Dari balkon lantai dua tersaji pemandangan langsung ke arah Danau Toba. Ketika dibangun pada 1820 memang bangunan ini ditujukan sebagai tempat berlibur bagi keluarga mandor perkebunan teh, karet dan kopi yang Belanda kelola
Arsitektur bergaya klasik Eropa. Dinding dan atap dibangun menggunakan kayu jati. Halamannya yang seluas sekitar 2 hektar tertata rapi. Hutan pinus di sekitar rumah menambah asri suasana.
5. Rumah di Ende
Rumah sederhana di Jl Perwira, Ende, Flores, ini salah satu saksi bisa sejarah perjuangan kemerdekaan.

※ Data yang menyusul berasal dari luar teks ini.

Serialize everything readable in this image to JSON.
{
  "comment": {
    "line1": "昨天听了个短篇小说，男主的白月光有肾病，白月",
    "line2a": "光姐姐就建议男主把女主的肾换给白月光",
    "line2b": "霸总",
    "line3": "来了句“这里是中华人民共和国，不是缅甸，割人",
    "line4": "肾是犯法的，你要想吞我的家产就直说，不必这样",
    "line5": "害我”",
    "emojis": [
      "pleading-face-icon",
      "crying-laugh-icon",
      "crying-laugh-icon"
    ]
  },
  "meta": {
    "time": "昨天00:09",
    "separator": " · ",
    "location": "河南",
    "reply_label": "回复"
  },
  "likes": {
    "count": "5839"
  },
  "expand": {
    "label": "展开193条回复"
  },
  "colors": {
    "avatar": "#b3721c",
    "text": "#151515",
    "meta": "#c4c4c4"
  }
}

Di sini Soekarno pernah menjalani hukuman pengasingan oleh Hindia Belanda.Antara 1934 hingga 1938 Bung Karno tinggal rumah milik Abdullah Ambuwawu itu. Dia pindahkan ke sana setelah menjalani hukuman penjara selama setahun di Penjara Sukamiskin dan Banceuy, Bandung.
Tidak jauh dari rumah tersebut terdapat sebuah taman, tempat Bung Karno biasanya merenung. Di bawah pohon sukun bercabang lima itulah, pemikiran tentang cikal bakal Pancasila dimatangkannya.
Di dalam prosesnya memikirkan dasar negara, Soekarno kerap mampir ke Perpustakaan Keuskupan Nusa Indah dan bertukar pikiran dengan warga, ulama, rohaniawan, seniman hingga seniman. Hasil dari itu semua adalah Pancasila yang Soekarno paparkan dalam sidang BPUPKI pada 1 Juni 1945.
Pada 1955 Presiden Soekarno bernapaktilas ke Ende dan taman dengan pohon sukun bercabang lima itu. Di dalam kunjungan nostalgia itu Soekarno meminta kepada Abdullah Ambuwawu bersedia rumahnya dijadikan museum.